En su editorial para Entre Tiempo por Canal C, José Ravalli cuestionó con dureza la facilidad con la que algunos funcionarios pasan de la figura de victimarios a la de víctimas. Señaló el caso del peronista Guillermo Kraisman, que recuperó la libertad mediante el pago de una fianza y afronta dos juicios: uno por el robo de una bondiola y otro por el cobro de un sueldo fantasma perteneciente a una empleada de la Legislatura. “Todos nos olvidamos muy rápido de lo que hizo, y él demuestra que estando vinculado a la política podés hacer cualquier cosa”, remarcó.

Ravalli citó también el trabajo de María Esther Romero, periodista de Perfil, quien entrevistó a Kraisman y expuso la existencia de 23 contratos fantasmas que nadie en la Legislatura puede explicar. En el editorial, se emitió un fragmento del funcionario admitiendo que “se equivocó”, mientras Romero sostuvo que “sigue equivocándose”. Además, Kraisman afirmó con total naturalidad que hay legisladores que pagan niñeras con contratos de la Legislatura y realizan designaciones incluso cuando el recinto está cerrado, lo que Ravalli calificó como “hechos corruptos”.

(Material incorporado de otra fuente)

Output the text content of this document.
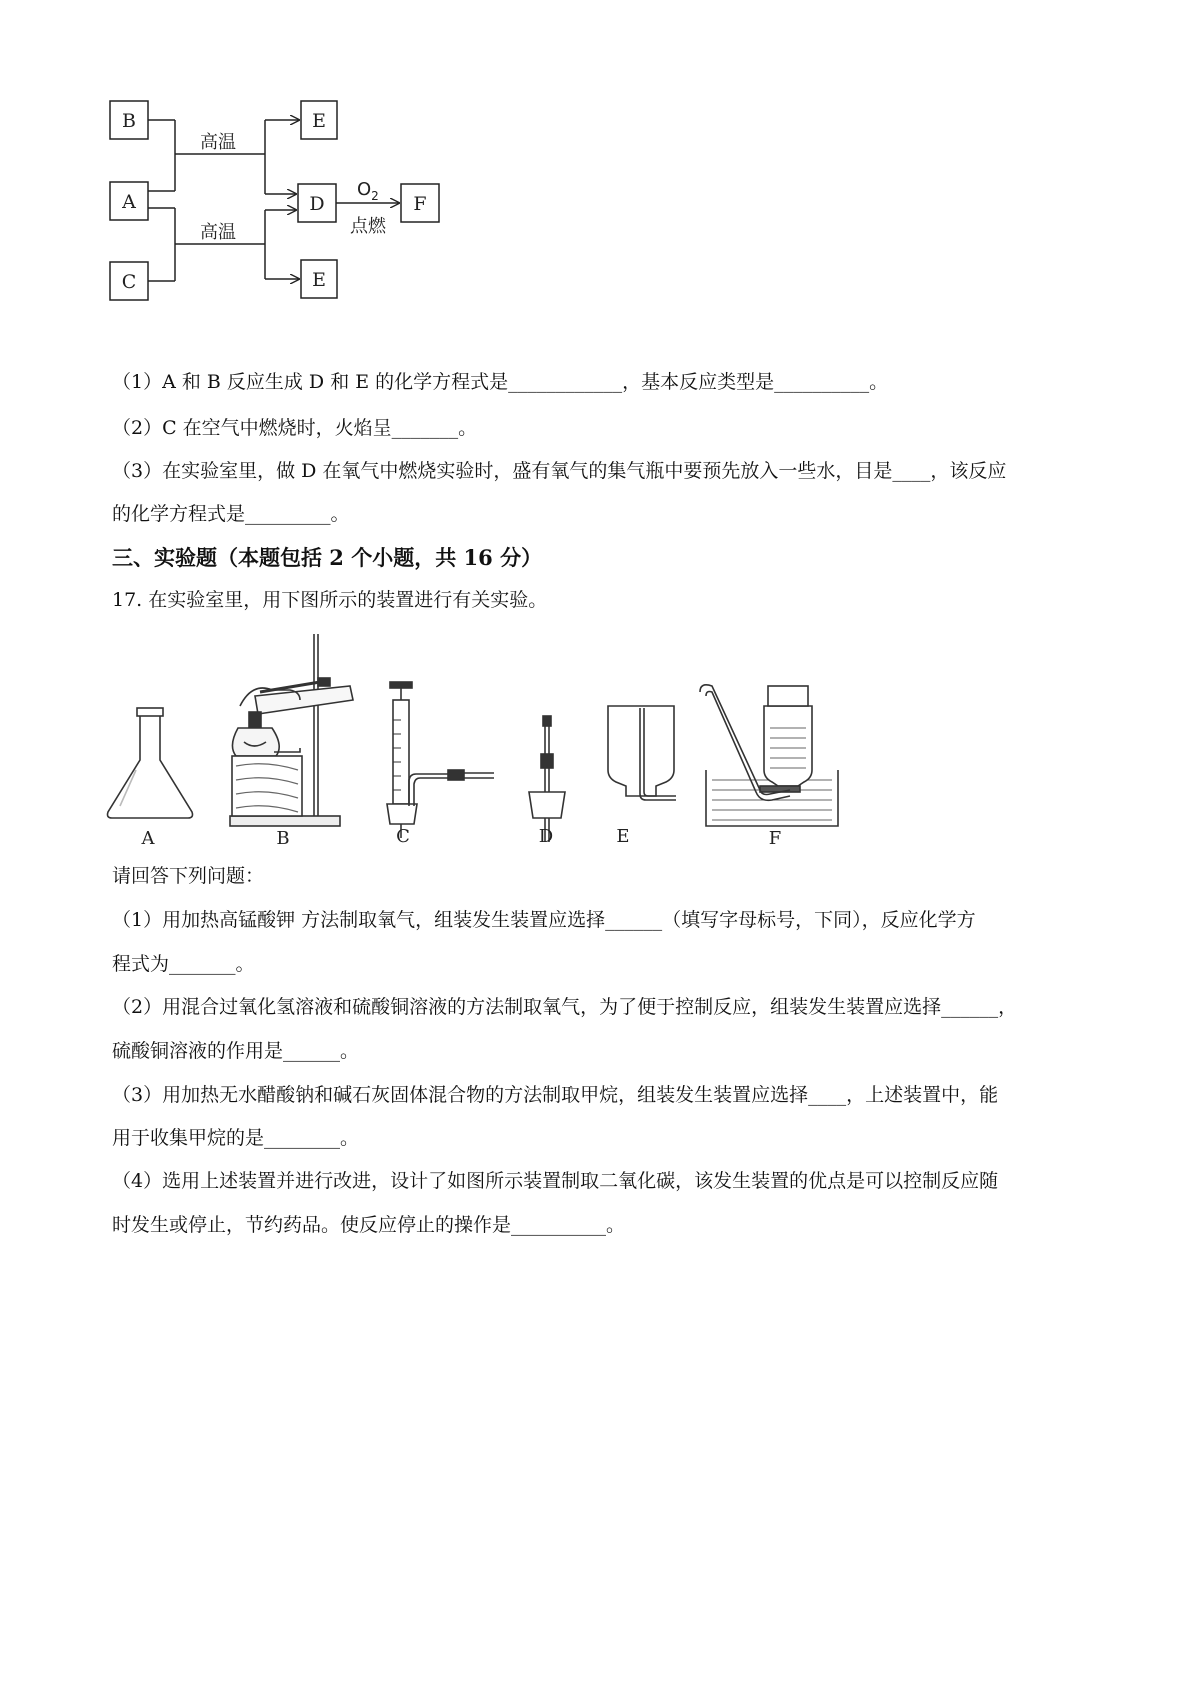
B
A
C
E
D	F
E
高温
高温
$O_2$
点燃
（1）A 和 B 反应生成 D 和 E 的化学方程式是____________，基本反应类型是__________。
（2）C 在空气中燃烧时，火焰呈_______。
（3）在实验室里，做 D 在氧气中燃烧实验时，盛有氧气的集气瓶中要预先放入一些水，目是____，该反应
的化学方程式是_________。
三、实验题（本题包括 2 个小题，共 16 分）
17. 在实验室里，用下图所示的装置进行有关实验。
A	B	C	D	E	F
请回答下列问题：
（1）用加热高锰酸钾 方法制取氧气，组装发生装置应选择______（填写字母标号，下同），反应化学方
程式为_______。
（2）用混合过氧化氢溶液和硫酸铜溶液的方法制取氧气，为了便于控制反应，组装发生装置应选择______，
硫酸铜溶液的作用是______。
（3）用加热无水醋酸钠和碱石灰固体混合物的方法制取甲烷，组装发生装置应选择____，上述装置中，能
用于收集甲烷的是________。
（4）选用上述装置并进行改进，设计了如图所示装置制取二氧化碳，该发生装置的优点是可以控制反应随
时发生或停止，节约药品。使反应停止的操作是__________。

El periodista advirtió que la Unicameral de Córdoba arrastra cuestionamientos desde hace tiempo, pero que pocas voces se animan a denunciar estas prácticas. Aseguró que sin debate no existe democracia y reclamó que las autoridades —tanto la vicegobernadora como la futura vicepresidenta— salgan a aclarar lo ocurrido y demostrar que estas irregularidades no se toleran. “Lamentablemente, el que calla otorga”, cerró.